I am so disappointed.
I had a tower weighing 8.24g, held 17.1kg
Then, I build two more identical towers, using slightly less dense wood.
Ended up at 7.39g and 7.18g.
I turned up my heater to about 80-85degrees for 2 hrs or so.
They lsot about .03g.
Then I put them into a sealed plastic box with dessicants.
At competition, I used the heaver tower, which i built a bit more carefully,
It weight 7.09g....but broke at 8kg.
I don't know why, I may have used too little glue, or the reduced moisture weakend it substantially.
My other tower is 6.78g right now. I will test it at my school this week to see if my regional competition tower failed "accidentally" or because my glueing or the moisture reduction was the factor leading to failure.
Practically, I had a tower with efficiency of 27, then, I expected a 32 or so at regionals, but got a score of 8.
Still placed and got medal(dont know how that happened) but really, I am realllllly disappointed.
Also...my team didn't make it into state even though..
If anyone has any other advice for me, that would be nice.
there is alwyas next year since i'm just a freshman..but.so sad.
Well, before anything else: I'm very sorry to hear this, but congratulations; know that you must be doing something right to be expecting these successful scores. On the other hand, I know all too what your situation feels like; sadly enough, a nearly identical thing happened to me at our Regionals...But luckily there is a way to (mostly) prevent this from happening again for both you, myself, and anyone else who's suffered the same affliction:
1. Look at the surprise that was your early breaking tower - Where did it fail, and why? Sometimes it's poorly constructed joints, in others (like my own) it's a case of bad wood (usually determined by the break being in an isolated area). Either way, the only way you can know what to look out for is to realize what went wrong in the first place.
2. Prepare carefully - Personally, the preparation for building a tower can take at least as much time, if not longer, than the actual construction of the tower itself. Organizing and assigning appropriate densities to appropriate places in your tower
and weeding out the wood that is not up to par is crucial, as I feel I reiterate all the time... but only because it's true. If you're putting excess strength where it isn't needed and too little where it is, another chance for disaster can arise. I know I was definitely not nearly careful enough, and that was my ruin I think.
3. Construct at your own pace - Whether you're quick or need a little time to make things perfect, do whatever you've got and leave spare pieces in case something doesn't fit just right.
4. Check for breaks in transit & NEVER let anyone else handle your structure
- This is pretty self-explanatory in reason. I also don't think that your moisture reduction (if only .03) would've made that big of a difference strength-wise, especially because that could have been gained back by simple exposure post-drying.

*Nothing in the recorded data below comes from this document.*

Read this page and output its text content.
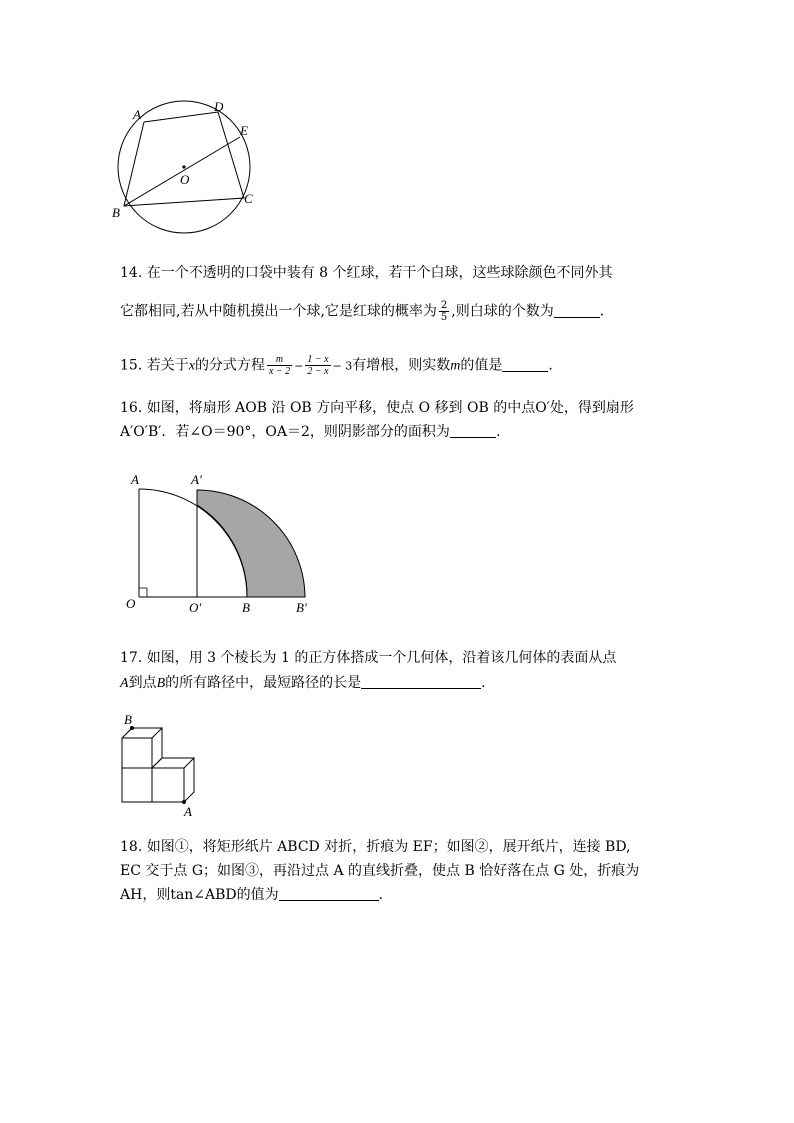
A
D
E
O
C
B
14. 在一个不透明的口袋中装有 8 个红球，若干个白球，这些球除颜色不同外其
它都相同,若从中随机摸出一个球,它是红球的概率为 $\frac{2}{5}$ ,则白球的个数为	.
15. 若关于x的分式方程 $\frac{m}{x - 2} - \frac{1 - x}{2 - x} - 3$有增根，则实数m的值是	.
16. 如图，将扇形 AOB 沿 OB 方向平移，使点 O 移到 OB 的中点O′处，得到扇形
A′O′B′．若∠O＝90°，OA＝2，则阴影部分的面积为	.
A	A′
O	O′	B	B′
17. 如图，用 3 个棱长为 1 的正方体搭成一个几何体，沿着该几何体的表面从点
A到点B的所有路径中，最短路径的长是	.
B
A
18. 如图①，将矩形纸片 ABCD 对折，折痕为 EF；如图②，展开纸片，连接 BD,
EC 交于点 G；如图③，再沿过点 A 的直线折叠，使点 B 恰好落在点 G 处，折痕为
AH，则tan∠ABD的值为	.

I know plenty of other use strength testers and other machinery to ensure wood is sufficiently strong but if you've got a good eye for what's good vs. what's bad after a while you shouldn't make as many/if any mistakes. I'm interested to see how your other tower fairs, and know that stuff like this happens. Everyone had better watch out for you next year, though! Until then practice your technique. You'll get there.